DoubleLine: How to Construct a ‘Better Mousetrap’ Trend-Following Portfolio

The noted bond house cobbles together all kinds of asset classes, using diversification to mitigate risk and also ride momentum.

Diversification, said economist Harry Markowitz, is the “only free lunch in investing.” Markowitz invented Modern Portfolio Theory, which touts the virtue of diversifying a portfolio, geared to the risk involved.

But just how best to diversify has long been debated. The classic 60-40 mix (stocks and bonds) hasn’t worn too well this year when both asset classes are down.

DoubleLine Capital, celebrated for its fixed-income prowess, has an answer: create an ultra-diversified portfolio that tracks market momentum – best known in Wall Street circles as “trend following” – whether up or down.

A study from the firm calls for piling 58 different components into the allocation, including all manner of equities (such as small-cap, emerging markets, the S&P 500), fixed income (U.S. Treasuries, Australian government bonds, British ones), commodities (oil, aluminum, gold), and currencies (British, Japanese, European). All are very liquid and have relatively small trading costs.

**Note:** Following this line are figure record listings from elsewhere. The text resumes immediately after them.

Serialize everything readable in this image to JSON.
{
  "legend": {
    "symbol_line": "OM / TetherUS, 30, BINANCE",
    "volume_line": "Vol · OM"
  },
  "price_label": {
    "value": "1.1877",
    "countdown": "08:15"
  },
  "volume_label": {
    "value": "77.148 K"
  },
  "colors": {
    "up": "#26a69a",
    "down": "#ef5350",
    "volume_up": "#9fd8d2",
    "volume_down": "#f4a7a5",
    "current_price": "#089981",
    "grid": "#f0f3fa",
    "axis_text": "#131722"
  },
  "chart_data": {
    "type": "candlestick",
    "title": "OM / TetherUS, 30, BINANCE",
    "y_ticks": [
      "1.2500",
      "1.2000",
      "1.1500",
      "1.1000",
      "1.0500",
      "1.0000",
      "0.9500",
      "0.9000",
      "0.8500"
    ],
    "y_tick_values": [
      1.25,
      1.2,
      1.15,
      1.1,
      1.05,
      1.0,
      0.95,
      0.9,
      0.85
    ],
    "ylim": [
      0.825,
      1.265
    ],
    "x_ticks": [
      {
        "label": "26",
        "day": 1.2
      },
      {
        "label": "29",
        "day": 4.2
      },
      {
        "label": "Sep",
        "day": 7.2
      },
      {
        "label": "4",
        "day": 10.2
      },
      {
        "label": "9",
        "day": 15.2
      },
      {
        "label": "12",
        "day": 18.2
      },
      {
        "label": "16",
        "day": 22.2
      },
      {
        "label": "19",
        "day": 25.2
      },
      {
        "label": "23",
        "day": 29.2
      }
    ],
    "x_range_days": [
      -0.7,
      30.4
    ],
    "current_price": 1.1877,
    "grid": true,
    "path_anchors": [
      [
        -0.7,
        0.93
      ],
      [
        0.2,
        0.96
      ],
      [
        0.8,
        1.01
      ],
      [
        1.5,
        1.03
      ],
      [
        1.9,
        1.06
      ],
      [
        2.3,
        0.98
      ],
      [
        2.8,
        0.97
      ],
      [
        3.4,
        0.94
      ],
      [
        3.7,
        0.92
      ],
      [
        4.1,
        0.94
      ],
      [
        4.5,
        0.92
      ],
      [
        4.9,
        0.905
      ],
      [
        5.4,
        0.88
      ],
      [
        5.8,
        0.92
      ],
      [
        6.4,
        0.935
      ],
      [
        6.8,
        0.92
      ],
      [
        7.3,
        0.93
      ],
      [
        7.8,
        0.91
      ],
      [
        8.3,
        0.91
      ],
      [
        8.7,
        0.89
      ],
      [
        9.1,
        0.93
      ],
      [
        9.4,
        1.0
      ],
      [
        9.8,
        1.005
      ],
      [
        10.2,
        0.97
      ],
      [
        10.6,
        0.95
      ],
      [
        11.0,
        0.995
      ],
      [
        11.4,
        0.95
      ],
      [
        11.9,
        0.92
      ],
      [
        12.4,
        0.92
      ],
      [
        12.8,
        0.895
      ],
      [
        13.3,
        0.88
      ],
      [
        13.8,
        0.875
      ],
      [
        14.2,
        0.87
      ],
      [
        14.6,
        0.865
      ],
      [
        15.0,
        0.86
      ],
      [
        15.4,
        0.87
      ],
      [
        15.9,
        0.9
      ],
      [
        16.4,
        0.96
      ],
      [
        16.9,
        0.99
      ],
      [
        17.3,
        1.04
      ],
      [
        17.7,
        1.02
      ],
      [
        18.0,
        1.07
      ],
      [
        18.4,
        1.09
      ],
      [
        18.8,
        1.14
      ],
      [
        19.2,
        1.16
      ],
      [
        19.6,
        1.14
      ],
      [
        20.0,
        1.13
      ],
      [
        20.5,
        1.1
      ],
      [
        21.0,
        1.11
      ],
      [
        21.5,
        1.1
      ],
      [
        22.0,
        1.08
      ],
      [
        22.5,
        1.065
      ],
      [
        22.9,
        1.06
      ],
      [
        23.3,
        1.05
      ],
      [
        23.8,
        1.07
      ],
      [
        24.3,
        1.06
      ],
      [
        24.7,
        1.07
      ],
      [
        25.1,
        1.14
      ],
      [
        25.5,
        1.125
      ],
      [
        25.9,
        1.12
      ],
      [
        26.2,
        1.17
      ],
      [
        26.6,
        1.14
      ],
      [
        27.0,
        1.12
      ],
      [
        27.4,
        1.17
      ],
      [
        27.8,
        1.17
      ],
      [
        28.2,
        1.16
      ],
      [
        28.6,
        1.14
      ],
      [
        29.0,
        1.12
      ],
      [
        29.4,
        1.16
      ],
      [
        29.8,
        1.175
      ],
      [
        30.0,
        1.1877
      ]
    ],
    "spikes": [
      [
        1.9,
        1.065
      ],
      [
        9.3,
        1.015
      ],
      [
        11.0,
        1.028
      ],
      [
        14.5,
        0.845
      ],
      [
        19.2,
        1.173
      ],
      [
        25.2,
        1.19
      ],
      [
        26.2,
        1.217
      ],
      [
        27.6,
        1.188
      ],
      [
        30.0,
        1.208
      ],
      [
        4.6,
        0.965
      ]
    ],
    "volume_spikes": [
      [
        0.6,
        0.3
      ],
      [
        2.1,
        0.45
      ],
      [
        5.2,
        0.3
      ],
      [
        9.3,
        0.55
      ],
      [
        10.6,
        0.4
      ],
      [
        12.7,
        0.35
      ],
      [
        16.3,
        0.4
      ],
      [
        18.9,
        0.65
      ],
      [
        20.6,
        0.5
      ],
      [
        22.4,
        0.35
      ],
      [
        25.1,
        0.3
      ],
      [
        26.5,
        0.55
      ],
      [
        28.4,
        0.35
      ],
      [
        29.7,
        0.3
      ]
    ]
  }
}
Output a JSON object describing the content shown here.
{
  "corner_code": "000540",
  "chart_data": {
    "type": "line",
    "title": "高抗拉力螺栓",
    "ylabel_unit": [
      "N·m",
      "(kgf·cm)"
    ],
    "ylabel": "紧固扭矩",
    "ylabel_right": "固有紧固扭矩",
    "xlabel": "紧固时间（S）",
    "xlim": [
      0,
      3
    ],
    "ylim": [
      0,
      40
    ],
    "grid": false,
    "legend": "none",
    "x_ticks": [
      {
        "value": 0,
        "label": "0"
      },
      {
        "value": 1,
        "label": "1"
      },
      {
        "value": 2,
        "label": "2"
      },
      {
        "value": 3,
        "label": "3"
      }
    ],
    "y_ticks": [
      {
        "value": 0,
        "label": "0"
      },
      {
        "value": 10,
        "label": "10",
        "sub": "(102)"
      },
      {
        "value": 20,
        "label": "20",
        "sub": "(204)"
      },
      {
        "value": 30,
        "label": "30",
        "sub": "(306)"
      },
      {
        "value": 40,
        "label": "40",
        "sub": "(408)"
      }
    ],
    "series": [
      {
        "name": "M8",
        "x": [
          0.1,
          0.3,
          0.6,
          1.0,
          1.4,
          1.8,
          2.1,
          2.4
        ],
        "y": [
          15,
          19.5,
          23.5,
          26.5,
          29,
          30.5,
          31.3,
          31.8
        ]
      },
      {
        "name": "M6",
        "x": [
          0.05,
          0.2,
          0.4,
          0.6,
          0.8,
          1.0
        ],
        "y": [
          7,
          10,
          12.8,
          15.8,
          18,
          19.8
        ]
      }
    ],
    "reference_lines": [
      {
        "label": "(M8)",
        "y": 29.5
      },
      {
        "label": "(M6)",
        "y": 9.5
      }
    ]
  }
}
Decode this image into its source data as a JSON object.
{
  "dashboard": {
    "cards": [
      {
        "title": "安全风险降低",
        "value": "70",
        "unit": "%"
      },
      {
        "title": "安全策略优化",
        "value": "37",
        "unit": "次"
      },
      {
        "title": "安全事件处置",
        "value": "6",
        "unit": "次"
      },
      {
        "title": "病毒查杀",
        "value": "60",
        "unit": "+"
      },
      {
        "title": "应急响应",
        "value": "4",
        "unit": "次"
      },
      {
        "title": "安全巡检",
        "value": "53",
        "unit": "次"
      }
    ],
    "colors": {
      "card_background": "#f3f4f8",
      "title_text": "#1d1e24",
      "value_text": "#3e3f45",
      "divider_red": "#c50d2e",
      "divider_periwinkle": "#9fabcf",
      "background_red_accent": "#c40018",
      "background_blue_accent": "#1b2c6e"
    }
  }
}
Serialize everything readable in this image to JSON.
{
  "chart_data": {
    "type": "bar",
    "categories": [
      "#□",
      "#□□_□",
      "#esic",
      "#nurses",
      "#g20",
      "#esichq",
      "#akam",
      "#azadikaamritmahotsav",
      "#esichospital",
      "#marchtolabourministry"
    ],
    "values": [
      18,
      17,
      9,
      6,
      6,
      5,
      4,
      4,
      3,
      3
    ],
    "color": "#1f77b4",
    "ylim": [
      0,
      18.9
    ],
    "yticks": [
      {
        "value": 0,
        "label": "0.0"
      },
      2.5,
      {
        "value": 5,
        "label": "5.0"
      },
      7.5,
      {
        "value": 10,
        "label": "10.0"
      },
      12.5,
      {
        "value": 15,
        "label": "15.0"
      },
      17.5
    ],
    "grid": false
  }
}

Together with French bank BNP Paribas, DoubleLine created an index to pack all these elements in together. The index employs strict risk controls to ensure that the portfolio stays in balance and doesn’t tilt too much in one direction. It does this by adding and subtracting leverage, depending on how much volatility a particular asset may encounter.

Known as the BNP Multi-Asset Trend Index, this collection appears to have fared well in recent crises, according to back-testing. Most of the time, it outpaced other alternatives. In the 2008 financial crisis, for instance, it returned 14%, compared with U.S. equities that were riding momentum (8%), presumably by shorting.

Calling the index “a better mousetrap,” meant to capture risk-adjusted returns instead of vermin, two DoubleLine staffers penned the research paper that the concept is based upon.

“By adding a trend-following strategy to a portfolio, investors can increase their diversification while also receiving the opportunity for a positive return,” write Deputy Chief Investment Officer Jeffrey Sherman and Quantitative Analyst Eric Dhall. “This allocation potentially increases the capital efficiency of the portfolio, raising the expected return per unit of risk taken.”

The dynamics of this index maintain what they call “the correlation structure between components.” This approach, they declare, “avoids the pitfall of going all in on any one sector or investment, a recipe for high volatility.”